Initial symptoms may include a runny nose, fever, cough, or pink eye. Around four days in, a head-to-toe rash appears and spreads from the center of the child’s body outward.

“That should be a big clue to parents to have their child evaluated, to reach out to a doctor,” he said.

When Are Babies Inoculated for Measles?

Children aged 12 to 15 months should receive their first dose of the measles, mumps, and rubella (MMR) vaccine, with a second dose given before they attend kindergarten.

Padhye explained that the guidance differs for children who will be traveling outside of the country.
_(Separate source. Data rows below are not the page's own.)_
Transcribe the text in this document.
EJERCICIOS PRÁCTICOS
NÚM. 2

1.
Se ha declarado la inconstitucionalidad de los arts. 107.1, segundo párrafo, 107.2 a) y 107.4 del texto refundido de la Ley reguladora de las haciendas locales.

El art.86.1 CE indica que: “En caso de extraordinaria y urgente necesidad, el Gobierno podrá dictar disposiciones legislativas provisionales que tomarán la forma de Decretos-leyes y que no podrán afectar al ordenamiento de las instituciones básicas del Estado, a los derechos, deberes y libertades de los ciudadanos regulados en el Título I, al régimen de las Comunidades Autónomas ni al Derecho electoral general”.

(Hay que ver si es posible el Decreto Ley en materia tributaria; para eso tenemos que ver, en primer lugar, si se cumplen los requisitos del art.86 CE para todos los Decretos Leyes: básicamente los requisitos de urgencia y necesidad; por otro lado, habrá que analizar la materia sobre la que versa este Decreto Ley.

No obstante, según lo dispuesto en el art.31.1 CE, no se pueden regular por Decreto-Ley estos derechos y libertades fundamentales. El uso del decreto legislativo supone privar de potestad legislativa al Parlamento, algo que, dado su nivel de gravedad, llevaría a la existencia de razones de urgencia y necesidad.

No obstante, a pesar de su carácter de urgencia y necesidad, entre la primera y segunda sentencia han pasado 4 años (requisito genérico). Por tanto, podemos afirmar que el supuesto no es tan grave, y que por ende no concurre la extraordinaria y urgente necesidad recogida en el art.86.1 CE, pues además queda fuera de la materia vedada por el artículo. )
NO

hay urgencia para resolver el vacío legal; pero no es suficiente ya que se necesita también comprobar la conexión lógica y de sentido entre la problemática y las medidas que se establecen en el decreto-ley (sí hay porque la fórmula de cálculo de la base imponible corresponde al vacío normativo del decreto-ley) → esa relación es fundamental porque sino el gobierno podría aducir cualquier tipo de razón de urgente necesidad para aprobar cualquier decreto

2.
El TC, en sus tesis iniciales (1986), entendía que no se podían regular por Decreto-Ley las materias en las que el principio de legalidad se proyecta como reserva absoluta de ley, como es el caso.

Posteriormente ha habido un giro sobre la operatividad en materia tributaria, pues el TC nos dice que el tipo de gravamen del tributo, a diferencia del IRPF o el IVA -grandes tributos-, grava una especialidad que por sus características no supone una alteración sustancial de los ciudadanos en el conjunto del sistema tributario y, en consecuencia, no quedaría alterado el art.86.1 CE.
The first dose should be given between 6 and 11 months, followed by a second dose at 12 months, spaced at least four weeks apart.

“We know that vaccine hesitancy in the recent years has increased,” he stated. “During COVID, that became more evident, not with COVID vaccinations, but also with persons refusing even prior routine immunizations.”

She encourages people who are apprehensive to explore the benefits and drawbacks with their doctors.

If one person with measles is surrounded by people who have all been vaccinated, the transmission stops, she added.

The vaccination is a live attenuated vaccine, which is a modified version of the mumps, measles, and rubella virus used to train the immune system. The vaccine cannot transmit the diseases.

Padhye stated that six to 12 days after receiving the vaccine, children may develop a rash and fever.

“Being frank with families about the benefits of the vaccine, that it’s safe and the side effects to watch for, is important,” she went on to say.

The CDC states that measles is virtually avoidable by immunization. It was declared eradicated in the United States in 2000.